NGT takes suo motu cognisance of textile waste crisis in Bengaluru
NGT report highlights unsafe disposal practices, including mixing hazardous cotton waste with domestic trash, raising pollution risks

In the heart of India’s ‘garment capital’, where threads of fashion weave fortunes, a darker trail of waste and pollution has begun to unravel.
Alarmed by this toxic underside of Bengaluru’s booming textile industry, the National Green Tribunal (NGT) has stepped in, taking suo motu cognisance of the crisis.
Acting on the report “Bengaluru’s garment boom leaves a toxic trail”, a Bench led by NGT chairperson Justice Prakash Shrivastava registered a suo moto case, flagging the environmental dangers posed by nearly 5,000 tonnes of fabric waste generated annually in the city. The bench also included expert members Dr. A. Senthil Vel, Sudhir Kumar Chaturvedi, and Dr. Sujit Kumar Bajpayee.

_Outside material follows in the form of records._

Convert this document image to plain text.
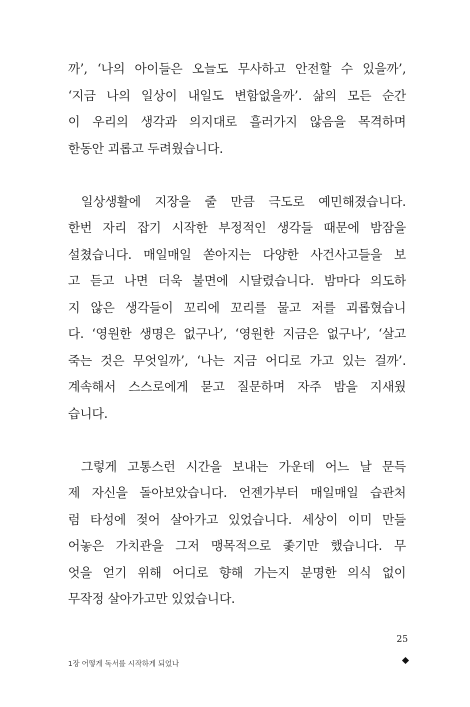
까’, ‘나의 아이들은 오늘도 무사하고 안전할 수 있을까’,
‘지금 나의 일상이 내일도 변함없을까’. 삶의 모든 순간
이 우리의 생각과 의지대로 흘러가지 않음을 목격하며
한동안 괴롭고 두려웠습니다.
일상생활에 지장을 줄 만큼 극도로 예민해졌습니다.
한번 자리 잡기 시작한 부정적인 생각들 때문에 밤잠을
설쳤습니다. 매일매일 쏟아지는 다양한 사건사고들을 보
고 듣고 나면 더욱 불면에 시달렸습니다. 밤마다 의도하
지 않은 생각들이 꼬리에 꼬리를 물고 저를 괴롭혔습니
다. ‘영원한 생명은 없구나’, ‘영원한 지금은 없구나’, ‘살고
죽는 것은 무엇일까’, ‘나는 지금 어디로 가고 있는 걸까’.
계속해서 스스로에게 묻고 질문하며 자주 밤을 지새웠
습니다.
그렇게 고통스런 시간을 보내는 가운데 어느 날 문득
제 자신을 돌아보았습니다. 언젠가부터 매일매일 습관처
럼 타성에 젖어 살아가고 있었습니다. 세상이 이미 만들
어놓은 가치관을 그저 맹목적으로 좇기만 했습니다. 무
엇을 얻기 위해 어디로 향해 가는지 분명한 의식 없이
무작정 살아가고만 있었습니다.
25
1장 어떻게 독서를 시작하게 되었나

A study by the Institute for Social and Economic Change (ISEC) revealed that while export-oriented factories often manage waste responsibly, smaller units and tailoring shops routinely dump fabric scraps with household garbage, intensifying the crisis. The tribunal observed that only 40 per cent of Bengaluru’s textile waste is recycled in hubs like Tiruppur and Panipat, while about 20 per cent is downcycled into low-grade items such as mattresses and dolls. These, however, last barely a decade before ending up in landfills or being incinerated.
The report also highlighted unsafe disposal practices, including mixing hazardous cotton waste with domestic trash, raising pollution risks. Workers in the sector, the tribunal noted, often endure hazardous conditions without proper safety equipment or social protection.
In its order dated 2 September, the NGT said the violations point to lapses under the Environment (Protection) Act, 1986, the Hazardous and Other Wastes (Management and Transboundary Movement) Rules, 2016, and the Air (Prevention and Control of Pollution) Act, 1981.
The tribunal impleaded multiple authorities as respondents—the Karnataka State Pollution Control Board, Bruhat Bengaluru Mahanagara Palike (BBMP), Central Pollution Control Board (CPCB), and the Union Ministry of Environment, Forest and Climate Change (MoEF&CC), through its Bengaluru regional office. The case has been transferred to the NGT’s Southern Zonal Bench in Chennai, which will hear it next on 9 October.
The order directed all respondent authorities to file affidavits at least one week before the next hearing and mandated their virtual presence if replies are submitted directly without routing through advocates.